Brooke’s Notary (13th ed.) has this to say:

 “The office has its origin in the civil institutions of ancient Rome. Public officials, called scribae, that is to say, scribes, rose in rank from being mere recorders of facts and judicial proceedings, copiers and transcribers to a learned profession prominent in private and public affairs. Some were permanent officials attached to the Senate and courts of law whose duties were to record public proceedings, transcribe state papers, supply magistrates with legal forms, and register the decrees and judgments of magistrates.”

Scribae were originally little more than literate clerks manning stalls in the market, but their importance and the complexity of their work grew over time. There was even a distinction between those handling financial transactions, “argentarii” and those dealing with other contracts, “tabelliones”.

 Marcus Tullius Tiro, born in the 1st century BC as a slave but later adopted by Cicero as his son, is said to have developed a form of shorthand in which marks and signs, called “notae”, took the place of common words. This form of shorthand came to be called “Notae Tironinae”. Others adopted this convention. Plutarch said Cicero’s clerks were the first people to record speeches in shorthand. From this practice, the term “notarius” was born. In time, a notarius meant a registrar to a high government official, such as a governor.

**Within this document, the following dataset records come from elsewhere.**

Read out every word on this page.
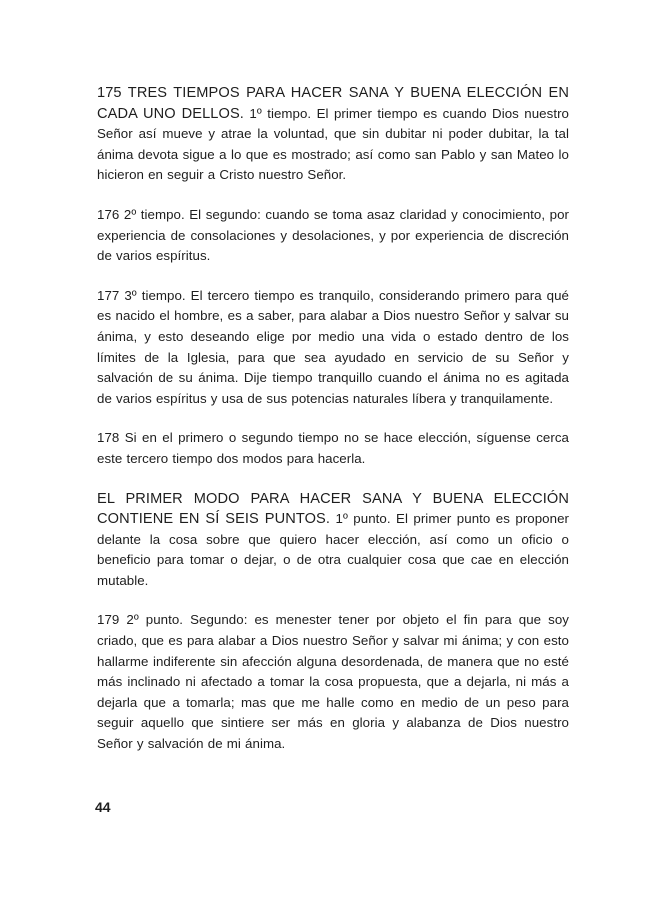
175 TRES TIEMPOS PARA HACER SANA Y BUENA ELECCIÓN EN CADA UNO DELLOS. 1º tiempo. El primer tiempo es cuando Dios nuestro Señor así mueve y atrae la voluntad, que sin dubitar ni poder dubitar, la tal ánima devota sigue a lo que es mostrado; así como san Pablo y san Mateo lo hicieron en seguir a Cristo nuestro Señor.

176 2º tiempo. El segundo: cuando se toma asaz claridad y conocimiento, por experiencia de consolaciones y desolaciones, y por experiencia de discreción de varios espíritus.

177 3º tiempo. El tercero tiempo es tranquilo, considerando primero para qué es nacido el hombre, es a saber, para alabar a Dios nuestro Señor y salvar su ánima, y esto deseando elige por medio una vida o estado dentro de los límites de la Iglesia, para que sea ayudado en servicio de su Señor y salvación de su ánima. Dije tiempo tranquillo cuando el ánima no es agitada de varios espíritus y usa de sus potencias naturales líbera y tranquilamente.

178 Si en el primero o segundo tiempo no se hace elección, síguense cerca este tercero tiempo dos modos para hacerla.

EL PRIMER MODO PARA HACER SANA Y BUENA ELECCIÓN CONTIENE EN SÍ SEIS PUNTOS. 1º punto. El primer punto es proponer delante la cosa sobre que quiero hacer elección, así como un oficio o beneficio para tomar o dejar, o de otra cualquier cosa que cae en elección mutable.

179 2º punto. Segundo: es menester tener por objeto el fin para que soy criado, que es para alabar a Dios nuestro Señor y salvar mi ánima; y con esto hallarme indiferente sin afección alguna desordenada, de manera que no esté más inclinado ni afectado a tomar la cosa propuesta, que a dejarla, ni más a dejarla que a tomarla; mas que me halle como en medio de un peso para seguir aquello que sintiere ser más en gloria y alabanza de Dios nuestro Señor y salvación de mi ánima.

44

One characteristic of Rome was its sophisticated legal system. Notaries, it can be assumed, played a vital role in the administration of that system throughout the empire. The importance of commerce to the empire, and with it, the need to document transactions, also influenced the development of notaries.

 The decline and the eventual collapse of the western Roman empire in the 5th century AD also brought to an end the first chapter in the history of the notary. The re-emergence of the notary in the Middle Ages will be discussed in a later article.